Student audience: Environmental Conservation Program students and general non-science transfer students and some other Professional Technical students needing a 'gen. ed.' course.

Description and Teaching Materials

  • This activity is divided into 9 weekly assigments that take studdents trhough a number of exercises regarding a favorite piece of nature that they cherish.
  • The activity forces students to visit a number of websites relevant to natural resource management.

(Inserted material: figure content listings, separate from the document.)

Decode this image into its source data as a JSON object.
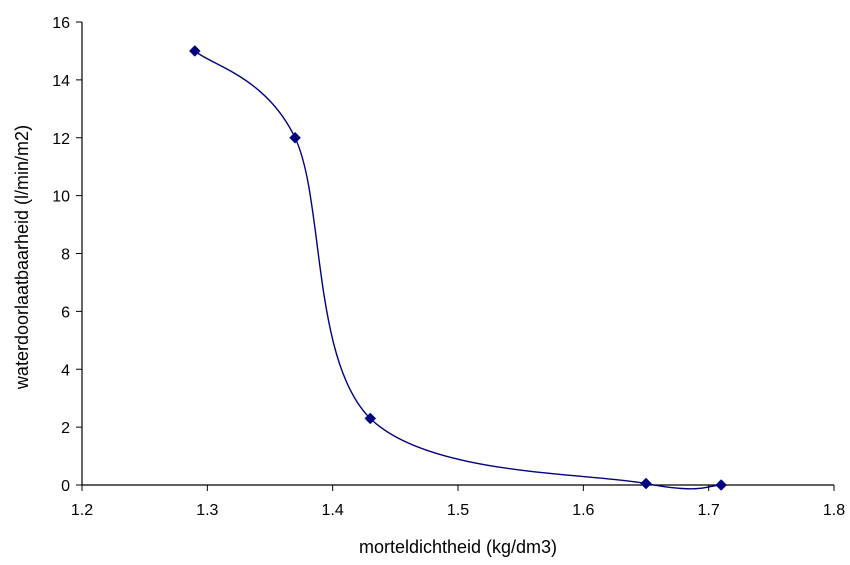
{
  "chart_data": {
    "type": "scatter",
    "title": "",
    "xlabel": "morteldichtheid (kg/dm3)",
    "ylabel": "waterdoorlaatbaarheid (l/min/m2)",
    "xlim": [
      1.2,
      1.8
    ],
    "ylim": [
      0,
      16
    ],
    "x_ticks": [
      "1.2",
      "1.3",
      "1.4",
      "1.5",
      "1.6",
      "1.7",
      "1.8"
    ],
    "y_ticks": [
      "0",
      "2",
      "4",
      "6",
      "8",
      "10",
      "12",
      "14",
      "16"
    ],
    "grid": false,
    "legend": "none",
    "line_style": "smoothed",
    "series": [
      {
        "x": [
          1.29,
          1.37,
          1.43,
          1.65,
          1.71
        ],
        "y": [
          15.0,
          12.0,
          2.3,
          0.05,
          0.0
        ],
        "color": "#000080",
        "marker": "diamond"
      }
    ]
  }
}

They must research historical information as well as local native peoples use of the land and their values.
  • They must also produce a map to get students used to look ate spatial data.
  • The activity is available to students through our on-line support manager, Moodle.
  • The assignment can be used as a physical contribution to the instructor or it can be used as an electronic upload in Moodle.

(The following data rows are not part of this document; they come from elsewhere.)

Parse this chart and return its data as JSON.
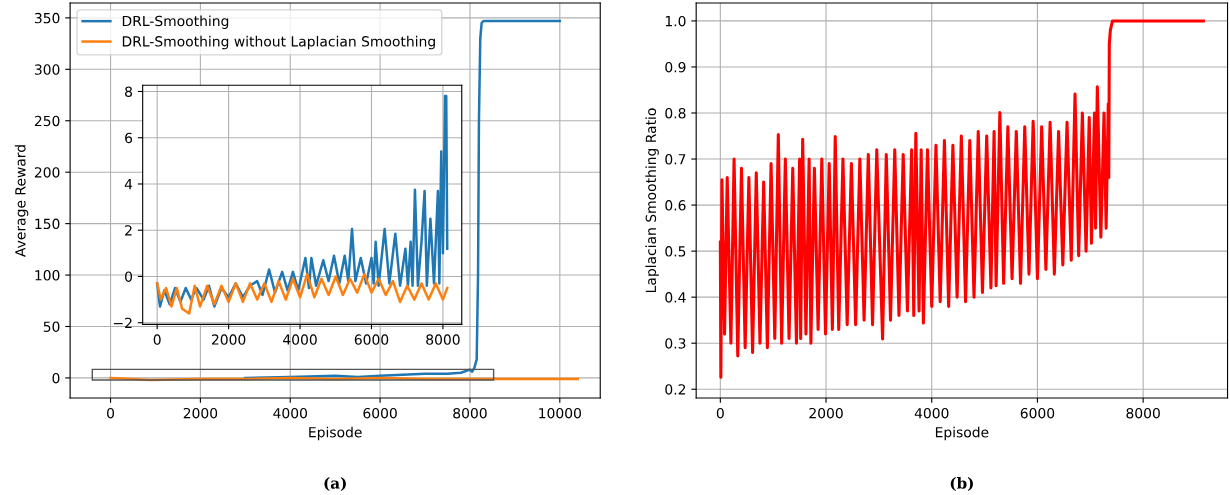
{
  "chart_data": [
    {
      "type": "line",
      "xlabel": "Episode",
      "ylabel": "Average Reward",
      "xlim": [
        -900,
        10900
      ],
      "ylim": [
        -19.5,
        364.5
      ],
      "xticks": [
        0,
        2000,
        4000,
        6000,
        8000,
        10000
      ],
      "yticks": [
        0,
        50,
        100,
        150,
        200,
        250,
        300,
        350
      ],
      "grid": true,
      "legend": "top left",
      "annotations": [
        "(a)"
      ],
      "series": [
        {
          "name": "DRL-Smoothing",
          "color": "#1f77b4",
          "x": [
            3000,
            4000,
            5000,
            5500,
            6000,
            7000,
            7500,
            7800,
            8000,
            8050,
            8100,
            8150,
            8180,
            8200,
            8230,
            8260,
            8300,
            10000
          ],
          "values": [
            0,
            1,
            2,
            1,
            2,
            4,
            4,
            5,
            8,
            6,
            10,
            18,
            100,
            250,
            330,
            345,
            347,
            347
          ]
        },
        {
          "name": "DRL-Smoothing without Laplacian Smoothing",
          "color": "#ff7f0e",
          "x": [
            0,
            900,
            2000,
            3000,
            4000,
            5000,
            6000,
            7000,
            8000,
            9000,
            10000,
            10400
          ],
          "values": [
            0,
            -2,
            -1,
            -1,
            0,
            -1,
            0,
            -1,
            -1,
            -1,
            -1,
            -1
          ]
        }
      ]
    },
    {
      "type": "line",
      "xlim": [
        -406,
        8527
      ],
      "ylim": [
        -2.07,
        8.27
      ],
      "xticks": [
        0,
        2000,
        4000,
        6000,
        8000
      ],
      "yticks": [
        {
          "value": -2,
          "label": "−2"
        },
        0,
        2,
        4,
        6,
        8
      ],
      "grid": true,
      "series": [
        {
          "color": "#1f77b4",
          "x": [
            0,
            80,
            200,
            350,
            500,
            650,
            800,
            950,
            1100,
            1300,
            1450,
            1600,
            1800,
            2000,
            2200,
            2400,
            2600,
            2800,
            2950,
            3133,
            3300,
            3500,
            3650,
            3800,
            3950,
            4150,
            4250,
            4317,
            4450,
            4650,
            4800,
            4950,
            5100,
            5250,
            5350,
            5455,
            5550,
            5700,
            5850,
            6000,
            6060,
            6117,
            6200,
            6368,
            6500,
            6667,
            6800,
            6950,
            7020,
            7096,
            7150,
            7217,
            7300,
            7400,
            7487,
            7550,
            7650,
            7750,
            7860,
            7900,
            7953,
            8000,
            8060,
            8093,
            8121
          ],
          "values": [
            -0.3,
            -1.3,
            -0.6,
            -1.2,
            -0.5,
            -1.1,
            -0.5,
            -1.0,
            -0.5,
            -1.0,
            -0.4,
            -1.3,
            -0.5,
            -0.9,
            -0.3,
            -0.9,
            -0.4,
            -0.2,
            -0.8,
            0.3,
            -0.7,
            0.2,
            -0.6,
            0.2,
            -0.6,
            0.8,
            -0.5,
            0.8,
            -0.4,
            0.7,
            -0.2,
            0.9,
            -0.3,
            0.9,
            -0.2,
            2.05,
            -0.2,
            0.8,
            -0.3,
            0.8,
            -0.3,
            1.5,
            -0.4,
            2.05,
            -0.3,
            1.85,
            -0.4,
            1.2,
            -0.4,
            1.5,
            -0.4,
            3.75,
            -0.4,
            1.5,
            3.7,
            -0.4,
            2.5,
            -0.3,
            3.7,
            -0.3,
            5.4,
            1.0,
            7.8,
            7.8,
            1.2
          ]
        },
        {
          "color": "#ff7f0e",
          "x": [
            0,
            100,
            250,
            400,
            550,
            700,
            895,
            1050,
            1200,
            1400,
            1600,
            1800,
            2000,
            2200,
            2400,
            2600,
            2800,
            3000,
            3200,
            3400,
            3600,
            3800,
            4000,
            4200,
            4400,
            4600,
            4800,
            5000,
            5200,
            5400,
            5600,
            5800,
            6000,
            6200,
            6400,
            6600,
            6800,
            7000,
            7200,
            7400,
            7600,
            7800,
            8000,
            8121
          ],
          "values": [
            -0.3,
            -1.0,
            -0.5,
            -1.3,
            -0.5,
            -1.4,
            -1.6,
            -0.4,
            -1.3,
            -0.4,
            -1.2,
            -0.4,
            -1.1,
            -0.3,
            -1.1,
            -0.3,
            -1.0,
            -0.3,
            -1.1,
            -0.2,
            -1.0,
            -0.1,
            -0.9,
            0.1,
            -0.9,
            -0.1,
            -0.8,
            0.0,
            -0.8,
            -0.1,
            -0.7,
            0.1,
            -0.7,
            -0.1,
            -0.8,
            -0.2,
            -1.1,
            -0.4,
            -1.0,
            -0.3,
            -1.0,
            -0.3,
            -1.0,
            -0.5
          ]
        }
      ]
    },
    {
      "type": "line",
      "xlabel": "Episode",
      "ylabel": "Laplacian Smoothing Ratio",
      "xlim": [
        -457,
        9597
      ],
      "ylim": [
        0.181,
        1.039
      ],
      "xticks": [
        0,
        2000,
        4000,
        6000,
        8000
      ],
      "yticks": [
        0.2,
        0.3,
        0.4,
        0.5,
        0.6,
        0.7,
        0.8,
        0.9,
        {
          "value": 1,
          "label": "1.0"
        }
      ],
      "grid": true,
      "annotations": [
        "(b)"
      ],
      "series": [
        {
          "color": "#ff0000",
          "x": [
            0,
            10,
            30,
            80,
            130,
            200,
            260,
            330,
            400,
            470,
            540,
            610,
            680,
            750,
            820,
            890,
            960,
            1030,
            1097,
            1160,
            1230,
            1300,
            1370,
            1440,
            1500,
            1520,
            1558,
            1620,
            1680,
            1713,
            1780,
            1850,
            1920,
            1990,
            2060,
            2120,
            2174,
            2240,
            2320,
            2400,
            2480,
            2560,
            2640,
            2720,
            2800,
            2880,
            2960,
            3070,
            3140,
            3220,
            3300,
            3380,
            3460,
            3540,
            3620,
            3660,
            3699,
            3760,
            3800,
            3842,
            3920,
            4000,
            4080,
            4160,
            4240,
            4320,
            4400,
            4480,
            4560,
            4640,
            4720,
            4800,
            4880,
            4960,
            5040,
            5120,
            5180,
            5218,
            5289,
            5360,
            5440,
            5520,
            5600,
            5680,
            5760,
            5840,
            5919,
            6000,
            6080,
            6160,
            6240,
            6320,
            6400,
            6480,
            6560,
            6640,
            6711,
            6780,
            6850,
            6920,
            6980,
            7022,
            7080,
            7100,
            7133,
            7200,
            7260,
            7300,
            7340,
            7350,
            7360,
            7380,
            7420,
            9140
          ],
          "values": [
            0.52,
            0.226,
            0.655,
            0.32,
            0.66,
            0.3,
            0.7,
            0.272,
            0.68,
            0.29,
            0.66,
            0.28,
            0.67,
            0.3,
            0.65,
            0.29,
            0.69,
            0.31,
            0.753,
            0.3,
            0.7,
            0.31,
            0.68,
            0.3,
            0.7,
            0.31,
            0.743,
            0.32,
            0.7,
            0.3,
            0.68,
            0.33,
            0.7,
            0.32,
            0.69,
            0.33,
            0.749,
            0.33,
            0.7,
            0.34,
            0.69,
            0.34,
            0.7,
            0.35,
            0.71,
            0.34,
            0.72,
            0.309,
            0.71,
            0.35,
            0.72,
            0.36,
            0.71,
            0.37,
            0.72,
            0.36,
            0.756,
            0.37,
            0.72,
            0.344,
            0.72,
            0.38,
            0.73,
            0.39,
            0.74,
            0.38,
            0.73,
            0.4,
            0.75,
            0.39,
            0.74,
            0.4,
            0.76,
            0.41,
            0.75,
            0.42,
            0.76,
            0.425,
            0.801,
            0.43,
            0.77,
            0.44,
            0.76,
            0.43,
            0.77,
            0.45,
            0.782,
            0.44,
            0.77,
            0.46,
            0.78,
            0.45,
            0.76,
            0.47,
            0.78,
            0.48,
            0.841,
            0.49,
            0.8,
            0.5,
            0.79,
            0.517,
            0.8,
            0.55,
            0.857,
            0.53,
            0.8,
            0.55,
            0.82,
            0.66,
            0.95,
            0.98,
            1.0,
            1.0
          ]
        }
      ]
    }
  ]
}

Bioregion Assignment, Skagit Valley College (Microsoft Word 39kB Aug8 11)

Teaching Notes and Tips

  1. International students may want to select an area near their home city. This sometimes work, sometines not. It depends on how savy students are gathering information viw the internet in their homeland. However, there are often parallel trends to American students.
  2. Avoid having students select a remote location in a national park or wilderness area. It is very hard for students at this level to indentify loss of viewscapes, lake acidification due to air pollution, etc.

Assessment

The assessment tool is a rubric. I deliberately made it somewhat vague to fit the many different weekly assigments. However, it should give the student a sense of the expectations.

Rubric:

4.0 The weeks assignment issues fully addressed by the student. Information sources identified and documented. The student provides a coherent conclusion on the assignment.

3.0 The weeks assignment issues not fully addressed by the student (80-90%). Information sources identified and documented. The student provides a conclusion on the assignment that is mostly coherent.

2.0 The weeks assignment issues inadequately addressed by the student (<80%). Information sources identified and but not correctly documented. The student does not provide a coherent conclusion on the assignment.

1.0 The weeks assignment addressed by the student has missing pieces and/or is inadequately addressed. Information sources not identified and documented. The student provides an incoherent or disconnected conclusion on the assignment.

0.0 The weeks assignment missing most of the pieces, and assignment not fully addressed.